Limitations of this study stem from its retrospective, observational design. Baseline characteristics in the tocilizumab and non-tocilizumab groups were not balanced, which was a consequence of pre-specified criteria established at our institution for patients to receive treatment with tocilizumab. These criteria were implemented to ration our supply of tocilizumab, which was in a nationwide shortage at the beginning of the COVID-19 pandemic, and were meant to select patients with severe respiratory disease and evidence of a pro-inflammatory state. Given this, tocilizumab-treated patients in this study generally had more advanced respiratory disease than untreated patients. We were unable to statistically adjust for covariate imbalance, given that there were only 23 deaths in the study population as a whole. Additionally, other investigational therapies for COVID-19 were not restricted. However, these therapies mostly consisted of hydroxychloroquine and azithromycin, both of which are now generally considered ineffective for COVID-19 (Cavalcanti et al., 2020). Relatively few patients in this study received concomitant treatment with remdesivir and/or dexamethasone.

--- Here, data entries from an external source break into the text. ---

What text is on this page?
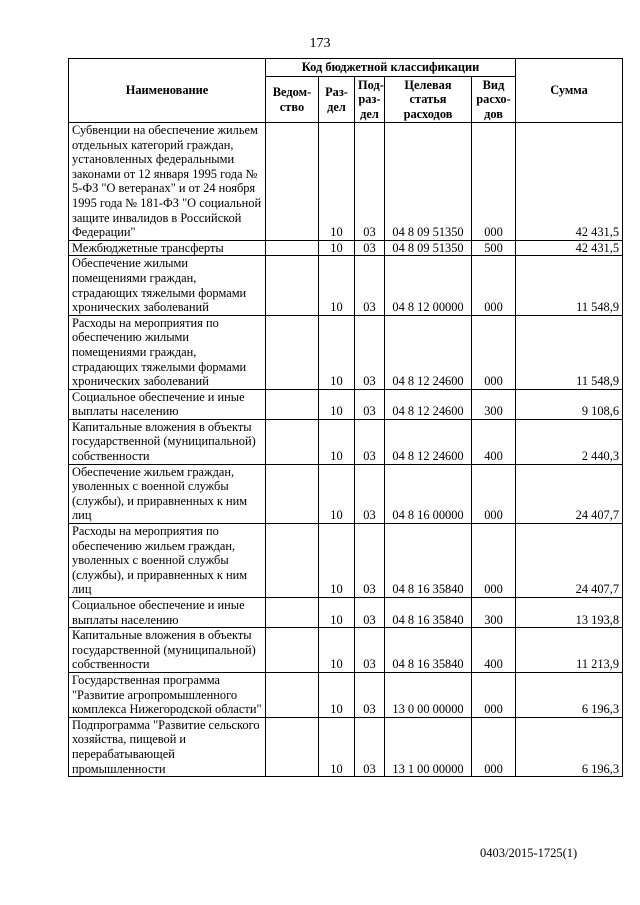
173
Наименование	Код бюджетной классификации					Сумма
	Ведом-ство	Раз-дел	Под-раз-дел	Целевая статья расходов	Вид расхо-дов	
Субвенции на обеспечение жильем отдельных категорий граждан, установленных федеральными законами от 12 января 1995 года № 5-ФЗ "О ветеранах" и от 24 ноября 1995 года № 181-ФЗ "О социальной защите инвалидов в Российской Федерации"		10	03	04 8 09 51350	000	42 431,5
Межбюджетные трансферты		10	03	04 8 09 51350	500	42 431,5
Обеспечение жилыми помещениями граждан, страдающих тяжелыми формами хронических заболеваний		10	03	04 8 12 00000	000	11 548,9
Расходы на мероприятия по обеспечению жилыми помещениями граждан, страдающих тяжелыми формами хронических заболеваний		10	03	04 8 12 24600	000	11 548,9
Социальное обеспечение и иные выплаты населению		10	03	04 8 12 24600	300	9 108,6
Капитальные вложения в объекты государственной (муниципальной) собственности		10	03	04 8 12 24600	400	2 440,3
Обеспечение жильем граждан, уволенных с военной службы (службы), и приравненных к ним лиц		10	03	04 8 16 00000	000	24 407,7
Расходы на мероприятия по обеспечению жильем граждан, уволенных с военной службы (службы), и приравненных к ним лиц		10	03	04 8 16 35840	000	24 407,7
Социальное обеспечение и иные выплаты населению		10	03	04 8 16 35840	300	13 193,8
Капитальные вложения в объекты государственной (муниципальной) собственности		10	03	04 8 16 35840	400	11 213,9
Государственная программа "Развитие агропромышленного комплекса Нижегородской области"		10	03	13 0 00 00000	000	6 196,3
Подпрограмма "Развитие сельского хозяйства, пищевой и перерабатывающей промышленности		10	03	13 1 00 00000	000	6 196,3
0403/2015-1725(1)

In summary, treatment with tocilizumab in critically ill patients with COVID-19 was associated with lower mortality than the standard of care treatment, without a significant increase in serious secondary infection complications. While we await further data from randomized controlled trials, this study adds to a growing body of literature suggesting that IL-6 blockade can improve survival in patients with severe COVID-19.

Conclusions

In this study, there were fewer deaths among critically ill patients with COVID-19 treated with tocilizumab, suggesting that IL-6 blockade could be an important therapeutic option for limiting morbidity and mortality.

Conflicts of interest

Dr. Edmund Huang and Dr. Stanley Jordan have received research grant funding from Vitaeris. Dr. Stanley Jordan has received consulting fees from Vitaeris.

Funding source

All authors receive salary support from Cedars-Sinai Medical Center.

Ethical approval

This observational study was supported by Cedars-Sinai Medical Center and approved by the Institutional Review Board of Cedars-Sinai Medical Center (STUDY00000678; Tocilizumab Effectiveness for Treatment of COVID-19).